Pratique courante en Italie

En Italie, la formation de gouvernements composés d’experts est une pratique courante. Cela est devenu une nécessité instituée pour combler un vide juridique et institutionnel et résoudre des problèmes concrets. L’Italie y a eu recours à quatre reprises dans son histoire récente. A l’image du gouvernement de Mario Draghi, ex-président de la Banque centrale européenne, nommé en 2021 à la tête du Conseil italien. La décision avait permis de rassurer les marchés financiers mais s’était soldée un an et demi plus tard par l’arrivée au pouvoir de Giorgia Meloni, présidente du parti d’extrême droite Fratelli d’Italia.

Gérer « les affaires courantes »

En France, un gouvernement technique dépolitisé permettrait de passer plus sereinement le cap des Jeux olympiques (26 juillet au 11 août) et Paralympiques (28 août au 8 septembre). Et d’adopter à l’automne le vote du budget pour 2025 par l’intermédiaire du 49.3 et d’une ordonnance.

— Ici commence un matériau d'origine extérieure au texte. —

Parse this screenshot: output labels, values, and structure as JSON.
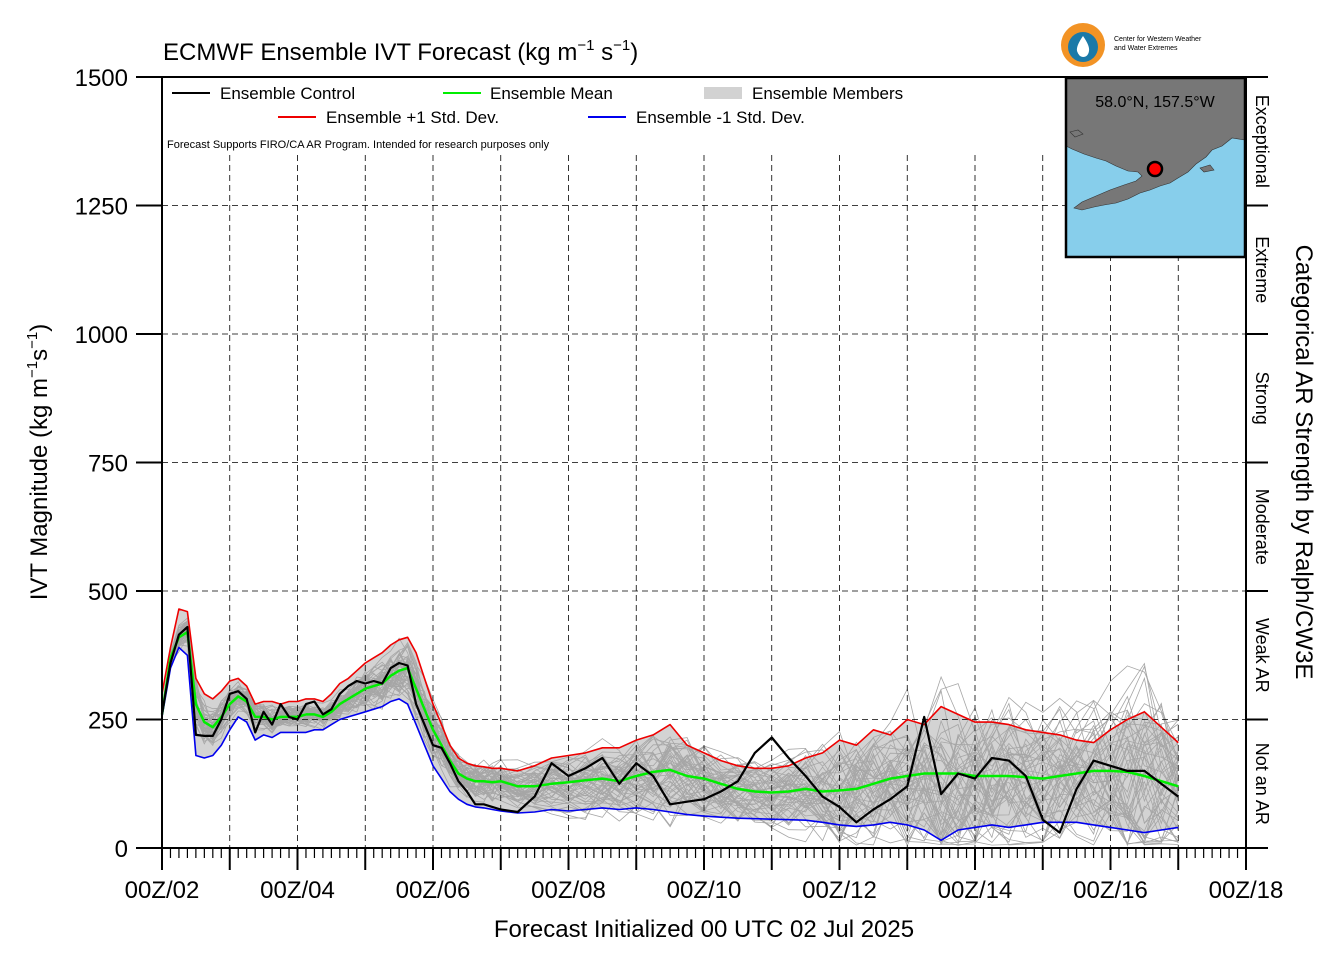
{
  "chart_data": {
    "type": "line",
    "title": "ECMWF Ensemble IVT Forecast (kg m",
    "title_exp1": "−1",
    "title_mid": " s",
    "title_exp2": "−1",
    "title_end": ")",
    "xlabel": "Forecast Initialized 00 UTC 02 Jul 2025",
    "ylabel_main": "IVT Magnitude (kg m",
    "ylabel_exp1": "−1",
    "ylabel_mid": "s",
    "ylabel_exp2": "−1",
    "ylabel_end": ")",
    "right_axis_label": "Categorical AR Strength by Ralph/CW3E",
    "ylim": [
      0,
      1500
    ],
    "y_ticks": [
      "0",
      "250",
      "500",
      "750",
      "1000",
      "1250",
      "1500"
    ],
    "y_tick_values": [
      0,
      250,
      500,
      750,
      1000,
      1250,
      1500
    ],
    "x_range_days": [
      2,
      18
    ],
    "x_ticks": [
      "00Z/02",
      "00Z/04",
      "00Z/06",
      "00Z/08",
      "00Z/10",
      "00Z/12",
      "00Z/14",
      "00Z/16",
      "00Z/18"
    ],
    "x_tick_days": [
      2,
      4,
      6,
      8,
      10,
      12,
      14,
      16,
      18
    ],
    "grid": true,
    "categories_ar": [
      {
        "label": "Not an AR",
        "from": 0,
        "to": 250
      },
      {
        "label": "Weak AR",
        "from": 250,
        "to": 500
      },
      {
        "label": "Moderate",
        "from": 500,
        "to": 750
      },
      {
        "label": "Strong",
        "from": 750,
        "to": 1000
      },
      {
        "label": "Extreme",
        "from": 1000,
        "to": 1250
      },
      {
        "label": "Exceptional",
        "from": 1250,
        "to": 1500
      }
    ],
    "legend": {
      "placement": "top-left",
      "control": "Ensemble Control",
      "mean": "Ensemble Mean",
      "members": "Ensemble Members",
      "plus_sd": "Ensemble +1 Std. Dev.",
      "minus_sd": "Ensemble -1 Std. Dev."
    },
    "disclaimer": "Forecast Supports FIRO/CA AR Program. Intended for research purposes only",
    "location": "58.0°N, 157.5°W",
    "logo_text": [
      "Center for Western Weather",
      "and Water Extremes"
    ],
    "colors": {
      "control": "#000000",
      "mean": "#00ee00",
      "plus_sd": "#ee0000",
      "minus_sd": "#0000ee",
      "members": "#a6a6a6",
      "spread": "#d3d3d3",
      "map_water": "#87ceeb",
      "map_land": "#777777",
      "marker": "#ff0000"
    },
    "x": [
      2.0,
      2.125,
      2.25,
      2.375,
      2.5,
      2.625,
      2.75,
      2.875,
      3.0,
      3.125,
      3.25,
      3.375,
      3.5,
      3.625,
      3.75,
      3.875,
      4.0,
      4.125,
      4.25,
      4.375,
      4.5,
      4.625,
      4.75,
      4.875,
      5.0,
      5.125,
      5.25,
      5.375,
      5.5,
      5.625,
      5.75,
      5.875,
      6.0,
      6.125,
      6.25,
      6.375,
      6.5,
      6.625,
      6.75,
      6.875,
      7.0,
      7.25,
      7.5,
      7.75,
      8.0,
      8.25,
      8.5,
      8.75,
      9.0,
      9.25,
      9.5,
      9.75,
      10.0,
      10.25,
      10.5,
      10.75,
      11.0,
      11.25,
      11.5,
      11.75,
      12.0,
      12.25,
      12.5,
      12.75,
      13.0,
      13.25,
      13.5,
      13.75,
      14.0,
      14.25,
      14.5,
      14.75,
      15.0,
      15.25,
      15.5,
      15.75,
      16.0,
      16.25,
      16.5,
      16.75,
      17.0
    ],
    "series": [
      {
        "name": "Ensemble Control",
        "role": "control",
        "values": [
          260,
          360,
          415,
          430,
          220,
          218,
          218,
          250,
          300,
          305,
          290,
          225,
          265,
          240,
          280,
          255,
          250,
          280,
          285,
          260,
          270,
          300,
          315,
          325,
          320,
          325,
          320,
          350,
          360,
          355,
          280,
          240,
          200,
          195,
          165,
          130,
          110,
          85,
          85,
          80,
          75,
          70,
          100,
          165,
          140,
          155,
          175,
          125,
          165,
          140,
          85,
          90,
          95,
          110,
          130,
          185,
          215,
          175,
          140,
          100,
          80,
          50,
          75,
          95,
          120,
          255,
          105,
          145,
          135,
          175,
          170,
          140,
          55,
          30,
          115,
          170,
          160,
          150,
          150,
          125,
          100
        ]
      },
      {
        "name": "Ensemble Mean",
        "role": "mean",
        "values": [
          260,
          370,
          410,
          420,
          280,
          245,
          235,
          255,
          280,
          295,
          285,
          255,
          255,
          250,
          255,
          255,
          255,
          260,
          260,
          255,
          265,
          280,
          290,
          300,
          310,
          315,
          320,
          335,
          345,
          350,
          310,
          270,
          230,
          200,
          170,
          145,
          135,
          130,
          130,
          128,
          130,
          120,
          120,
          125,
          128,
          132,
          135,
          130,
          140,
          148,
          152,
          140,
          135,
          125,
          115,
          110,
          108,
          110,
          115,
          110,
          112,
          115,
          125,
          135,
          140,
          145,
          145,
          145,
          140,
          140,
          140,
          138,
          135,
          140,
          145,
          150,
          150,
          148,
          140,
          130,
          120
        ]
      },
      {
        "name": "Ensemble +1 Std. Dev.",
        "role": "plus_sd",
        "values": [
          300,
          390,
          465,
          460,
          330,
          300,
          290,
          305,
          325,
          330,
          315,
          280,
          285,
          285,
          280,
          285,
          285,
          290,
          290,
          285,
          300,
          320,
          330,
          345,
          360,
          370,
          380,
          395,
          405,
          410,
          380,
          330,
          280,
          240,
          200,
          175,
          165,
          160,
          158,
          155,
          155,
          150,
          160,
          175,
          180,
          185,
          195,
          195,
          210,
          220,
          240,
          200,
          185,
          170,
          160,
          155,
          155,
          160,
          175,
          185,
          210,
          200,
          230,
          220,
          250,
          240,
          275,
          260,
          245,
          245,
          240,
          230,
          225,
          220,
          210,
          205,
          230,
          250,
          265,
          235,
          205
        ]
      },
      {
        "name": "Ensemble -1 Std. Dev.",
        "role": "minus_sd",
        "values": [
          255,
          350,
          390,
          375,
          180,
          175,
          180,
          200,
          230,
          255,
          245,
          210,
          220,
          215,
          225,
          225,
          225,
          225,
          230,
          230,
          240,
          250,
          255,
          260,
          265,
          270,
          275,
          285,
          290,
          280,
          240,
          200,
          160,
          135,
          110,
          95,
          85,
          80,
          78,
          75,
          72,
          68,
          70,
          75,
          72,
          75,
          78,
          75,
          78,
          75,
          70,
          65,
          62,
          60,
          58,
          57,
          56,
          55,
          54,
          50,
          45,
          42,
          45,
          50,
          45,
          35,
          15,
          35,
          40,
          45,
          40,
          45,
          50,
          50,
          50,
          45,
          40,
          35,
          30,
          35,
          40
        ]
      }
    ]
  }
}
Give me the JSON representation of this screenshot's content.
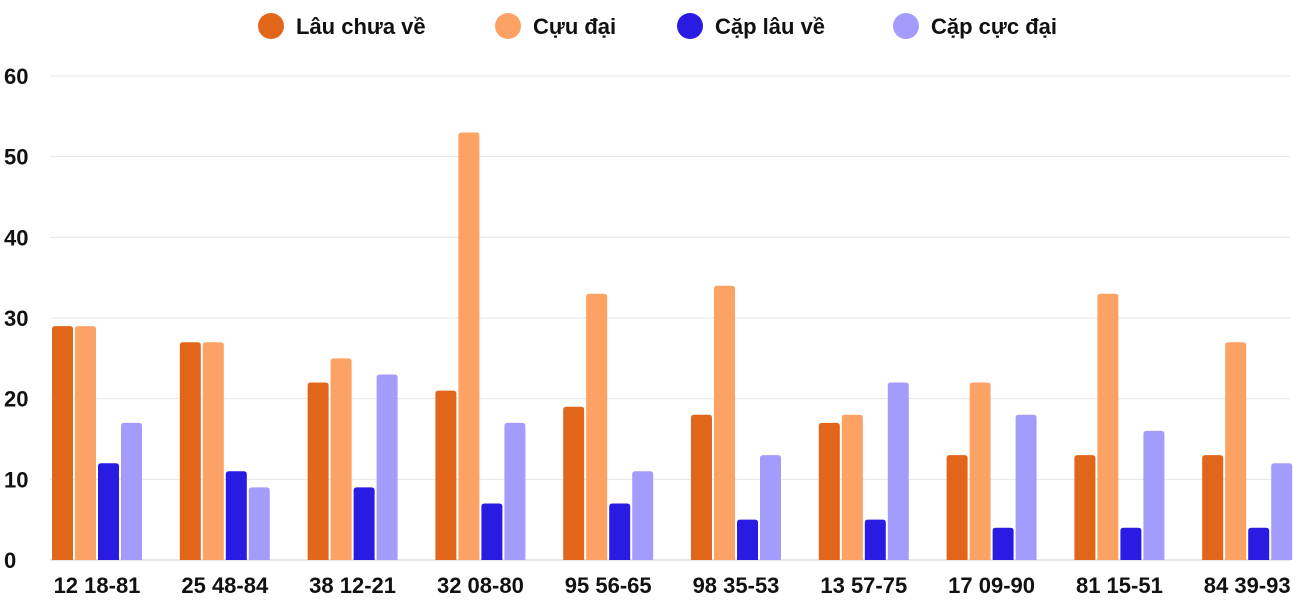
{
  "chart_data": {
    "type": "bar",
    "title": "",
    "xlabel": "",
    "ylabel": "",
    "ylim": [
      0,
      60
    ],
    "yticks": [
      0,
      10,
      20,
      30,
      40,
      50,
      60
    ],
    "grid": true,
    "legend_position": "top-center",
    "categories": [
      "12 18-81",
      "25 48-84",
      "38 12-21",
      "32 08-80",
      "95 56-65",
      "98 35-53",
      "13 57-75",
      "17 09-90",
      "81 15-51",
      "84 39-93"
    ],
    "series": [
      {
        "name": "Lâu chưa về",
        "color": "#e2661a",
        "values": [
          29,
          27,
          22,
          21,
          19,
          18,
          17,
          13,
          13,
          13
        ]
      },
      {
        "name": "Cựu đại",
        "color": "#fca265",
        "values": [
          29,
          27,
          25,
          53,
          33,
          34,
          18,
          22,
          33,
          27
        ]
      },
      {
        "name": "Cặp lâu về",
        "color": "#2a1be2",
        "values": [
          12,
          11,
          9,
          7,
          7,
          5,
          5,
          4,
          4,
          4
        ]
      },
      {
        "name": "Cặp cực đại",
        "color": "#a49cfd",
        "values": [
          17,
          9,
          23,
          17,
          11,
          13,
          22,
          18,
          16,
          12
        ]
      }
    ]
  }
}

Après le budget, en revanche « il est possible d’imaginer des alliances baroques », affirme Benjamin Morel, « entre les LR et le RN par exemple ». Car force est de constater que partout en Europe, « les digues ont sauté » estime Benjamin Morel, et des gouvernements de coalition composés de la droite et de l’extrême droite se sont alliés pour gouverner.